Amid stubbornly high inflation, the Federal Reserve reiterated in its post-meeting statement Wednesday that it doesn't plan to cut interest rates until it has greater confidence that inflation is moving toward its 2% target.
Most analysts now expect the Fed to hold rates in a range between 5.25% and 5.50% until September, with some concern there will be no rate cuts this year, according to a Bond Buyer report prior to Wednesday's
The Fed's more cautious outlook stems from three months of data that pointed to stubborn inflation pressures and robust consumer spending. Inflation has cooled from a peak of 7.1% to 2.7%, as supply chains have eased and the cost of some goods has declined.
"Eventually, we will have rate cuts," Williams said.
Williams, a voting member of the Federal Open Market Committee, said he doesn't look to any one thing to determine monetary policy, but rather the "totality of the data."
"When I wake up in the morning and think about the data. I am not immediately thinking about what it means for the Fed funds rate," Williams said. "I think of our objectives and whether the economy is slowing down or speeding up. Eventually we will have rate cuts."
He added policymakers aren't just looking at the employment report or gross domestic product.

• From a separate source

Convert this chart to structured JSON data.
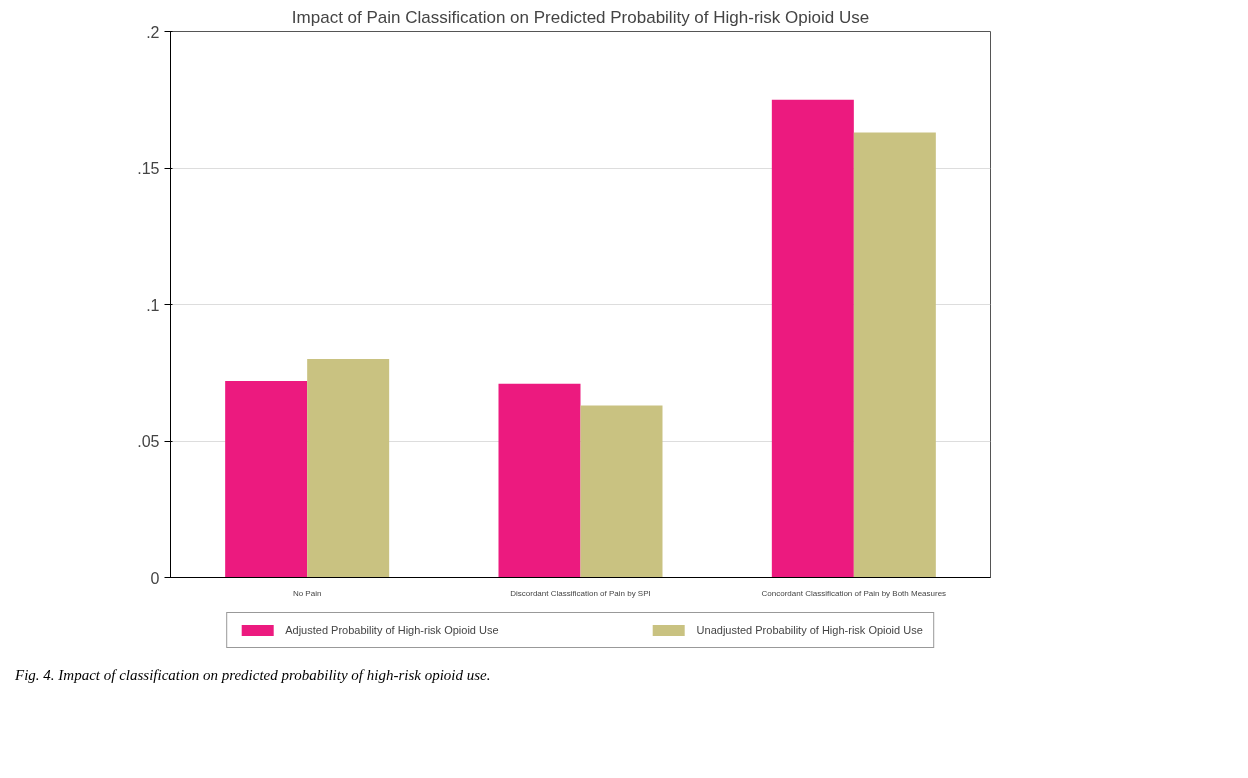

"It's amazing how much data we have," Williams said. "It's just trying to tease out what this is telling us."
"We are seeing job growth slow a bit, unemployment is below 4%," Williams said. "We are seeing supply-demand get back into balance, which I think is the key to getting inflation down to 2%."
The Fed kept its key rate at a range between 5.25% and 5.50% after its latest meeting. Recent reports on prices and economic growth have undercut the Fed's belief that inflation was steadily easing.
"In recent months, there has been a lack of further progress toward the (Fed's) 2% inflation objective," the Fed said in its latest statement.
Wednesday's statement reflected a shift in the expected timetable after March 20 guidance from the Fed's policymakers had projected three rate reductions in 2024, likely starting in June.
"If they haven't cut by September, I think they are likely to cut in December," said Ken Griffin, founder and CEO of Citadel, during a separate Milken fireside chat. "There is still the question of whether inflation will be a problem. Wage growth has been sticky and deglobalization is happening. Those two things take away the deflationary trend that has happened most of our lives."
He added he is glad the Fed's current mindset is patience because it would be worse if they cut rates and then had to pivot.
Williams also said, the Fed balance sheet wind-down in which it has been selling off Treasuries and mortgage-backed securities has gone smoothly. It has off-loaded roughly $1.5 trillion without market reaction, he said.
He sees GDP staying in the 2% to 2.5% range in 2024, still good, but somewhat slower growth. He is also seeing signs of more consumer caution on spending.
"The economy is still healthy, but is growing more slowly," Williams said.